Saturday, April 16, 2016

Safekeeping

One of the hardest things is piecing yourself back together again after breaking into a million pieces. 


Trust.



You can trust someone with information, or trust them to get a job done. Trust someone to have your back, trust someone to be there, no matter what. Or trust someone to keep you safe. 



The worst part in misplaced trust in a person is that when you give that trust to another being, that trust is completely contingent in your very own personal trust of the self. You are trusting yourself, your sense of judgement, in being able to believe that this other person is worthy of keeping your trust.



So, when they decide they no longer want that burden, when they decide that hurting another person to relieve their own stress in life is OK, because they have already done the calculations and decided you will be OK even if your trust in them was wrong all along, they forget that the implications lie on a much grander scale.
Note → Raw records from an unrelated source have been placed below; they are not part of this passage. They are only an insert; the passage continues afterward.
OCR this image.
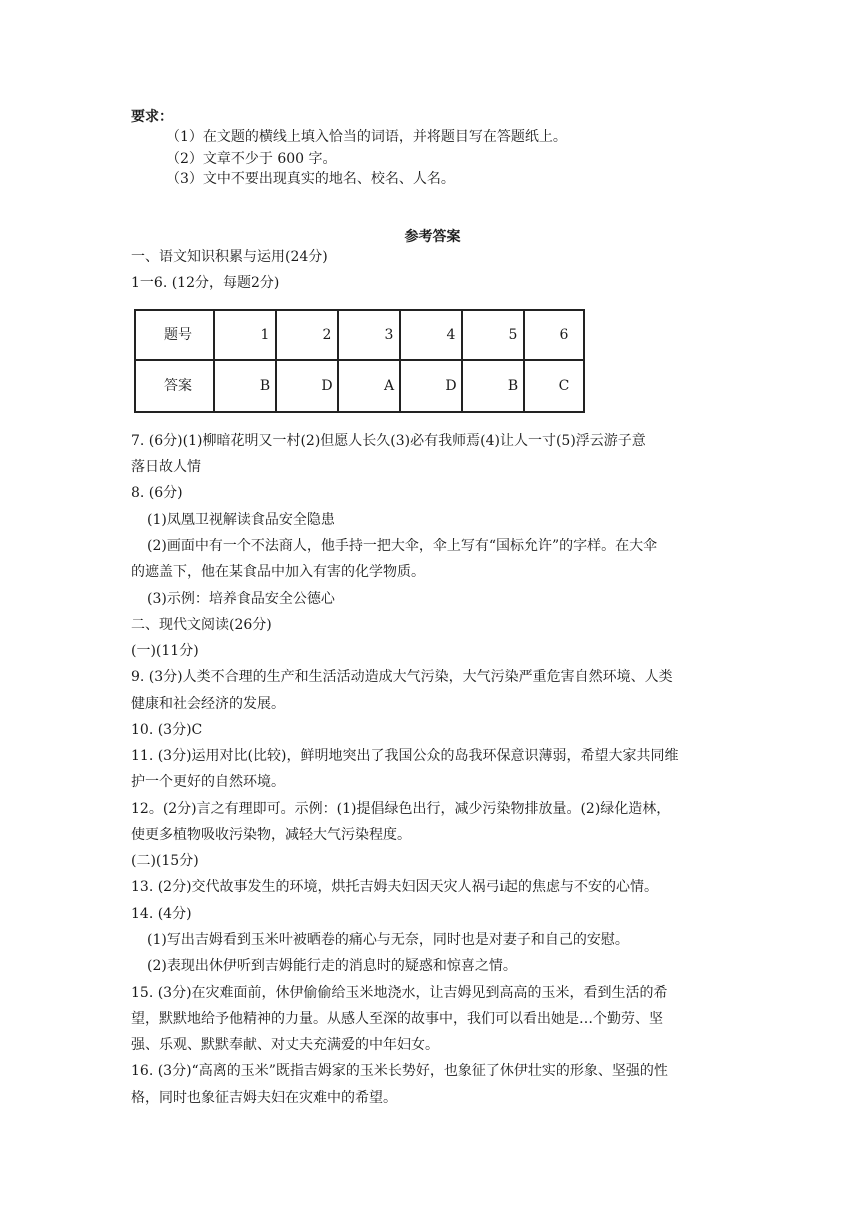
要求：
（1）在文题的横线上填入恰当的词语，并将题目写在答题纸上。
（2）文章不少于 600 字。
（3）文中不要出现真实的地名、校名、人名。
参考答案
一、语文知识积累与运用(24分)
1一6. (12分，每题2分)
题号	1	2	3	4	5	6
答案	B	D	A	D	B	C
7. (6分)(1)柳暗花明又一村(2)但愿人长久(3)必有我师焉(4)让人一寸(5)浮云游子意
落日故人情
8. (6分)
(1)凤凰卫视解读食品安全隐患
(2)画面中有一个不法商人，他手持一把大伞，伞上写有“国标允许”的字样。在大伞
的遮盖下，他在某食品中加入有害的化学物质。
(3)示例：培养食品安全公德心
二、现代文阅读(26分)
(一)(11分)
9. (3分)人类不合理的生产和生活活动造成大气污染，大气污染严重危害自然环境、人类
健康和社会经济的发展。
10. (3分)C
11. (3分)运用对比(比较)，鲜明地突出了我国公众的岛我环保意识薄弱，希望大家共同维
护一个更好的自然环境。
12。(2分)言之有理即可。示例：(1)提倡绿色出行，减少污染物排放量。(2)绿化造林，
使更多植物吸收污染物，减轻大气污染程度。
(二)(15分)
13. (2分)交代故事发生的环境，烘托吉姆夫妇因天灾人祸弓i起的焦虑与不安的心情。
14. (4分)
(1)写出吉姆看到玉米叶被晒卷的痛心与无奈，同时也是对妻子和自己的安慰。
(2)表现出休伊听到吉姆能行走的消息时的疑惑和惊喜之情。
15. (3分)在灾难面前，休伊偷偷给玉米地浇水，让吉姆见到高高的玉米，看到生活的希
望，默默地给予他精神的力量。从感人至深的故事中，我们可以看出她是…个勤劳、坚
强、乐观、默默奉献、对丈夫充满爱的中年妇女。
16. (3分)“高离的玉米”既指吉姆家的玉米长势好，也象征了休伊壮实的形象、坚强的性
格，同时也象征吉姆夫妇在灾难中的希望。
Because, even after the damage is done, and they have moved on, that huge earthquake is only the start of an avalanche of aftershocks: you are left stranded in a place where you cannot even trust yourself.



When you have moved from a space of casual acquaintance, slowly and systematically ingraining everything inside of you with this person's aura, their function in your life slowly becoming part of the very equation of who you are, so much that you would bet your life in that trust, nevermind your own sense of identity and trust, it goes without saying that once that little piece of trust is removed like a Jenga piece down there below the other million pieces which comprise you, of course everything, absolutely everything, collapses.



But it is all inside of you. And not any other person ever could imagine what it is like beyond that outer shell.  Inside, you are juggling the pieces that have not yet fallen, and yet you are trying to pick up, and catch, the other falling pieces which are sharp, fatal, piercing you with pain. Inside, you are slipping trying to escape falling completely and utterly to that bottomless pit where your sense of self can never be resuscitated, and yet you are slipping on the shards which make up the slopes you are trying to keep a grip on with the soles of your already-ripped and bleeding feet, and mutilated palms, slipping on the blood, bringing you to your knees, on which you continue to struggle up. Inside you are suffocating, as the atmosphere around you is a vacuum-sealed vessel of building pressure, toxic fumes of self-hatred, green gaseous canisters of laughter assaulting you with no remorse. Inside, you don't even know which part of you is really you, and inside, you don't even know who you are anymore, not really. 



Can you ever really—really—trust another person to keep you safe?